It’s going to be tough for apartment operators to maintain occupancies in a slowing economy, although property fundamentals should hold up in 2024 among a few challenges, according to a new report from Yardi Matrix.
Among the challenges are the wave of deliveries, limiting expense growth, rising mortgage rates, and dealing with more expensive and less liquid capital markets.
“We are no longer in a rising-tide lifts-all-boats market,” Yardi Matrix said.
“The traditional property acquisition pipeline will likely remain stalled through most of the year, so near-term opportunities will be concentrated in debt investments and providing capital for property restructurings.”

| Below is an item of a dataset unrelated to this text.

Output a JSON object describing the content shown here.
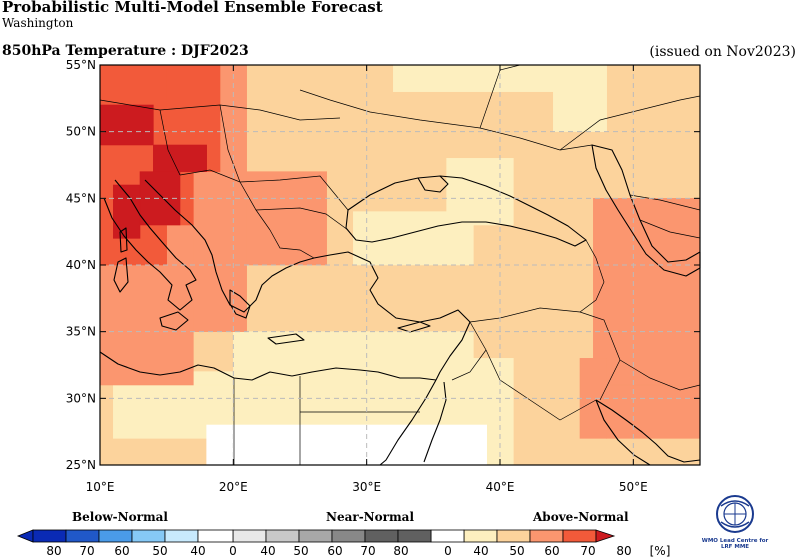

One big and growing issue will be maturity defaults as loans come due and properties qualify for proceeds that are less than the existing mortgages, according to the report.
On the other hand, the challenges are not insurmountable for owners with a long-term perspective, but they will take skill and expertise to navigate, according to the report.
The higher-for-longer interest rate scenario will bring a market reset with higher acquisition yields, higher financing costs, and lower leverage and values.
“We expect rent growth will be positive in 2024 but diminished by slowing absorption, supply growth, and declining affordability after extraordinary gains in 2021-22,” Yardi Matrix said.
It said rent growth will be found in the Midwest, Northeast, and smaller Southern and Mountain areas where demand remains consistent, and deliveries are subdued.
Strong demand and weak supply growth in markets like New York and Chicago should lead to strong recoveries while the Sun Belt and West markets will see a temporary pause in rent increases. The long-term prospects there remain bullish, however.
The rise in construction financing is putting a lid on new starts and 2024 is expected to be a peak year for deliveries.
Insurance labor, materials, and maintenance will continue to take a bite out of budgets.
Yardi Matrix believes that activity is likely to remain weak in 2024 “but could rebound later in the year if rate hikes have ended.”
It’s not just that property values are down, but that buyers and sellers can’t agree on how much.
Meanwhile, lenders will continue to be cautious, and borrowers are reluctant to lock in loans at high rates, according to the report.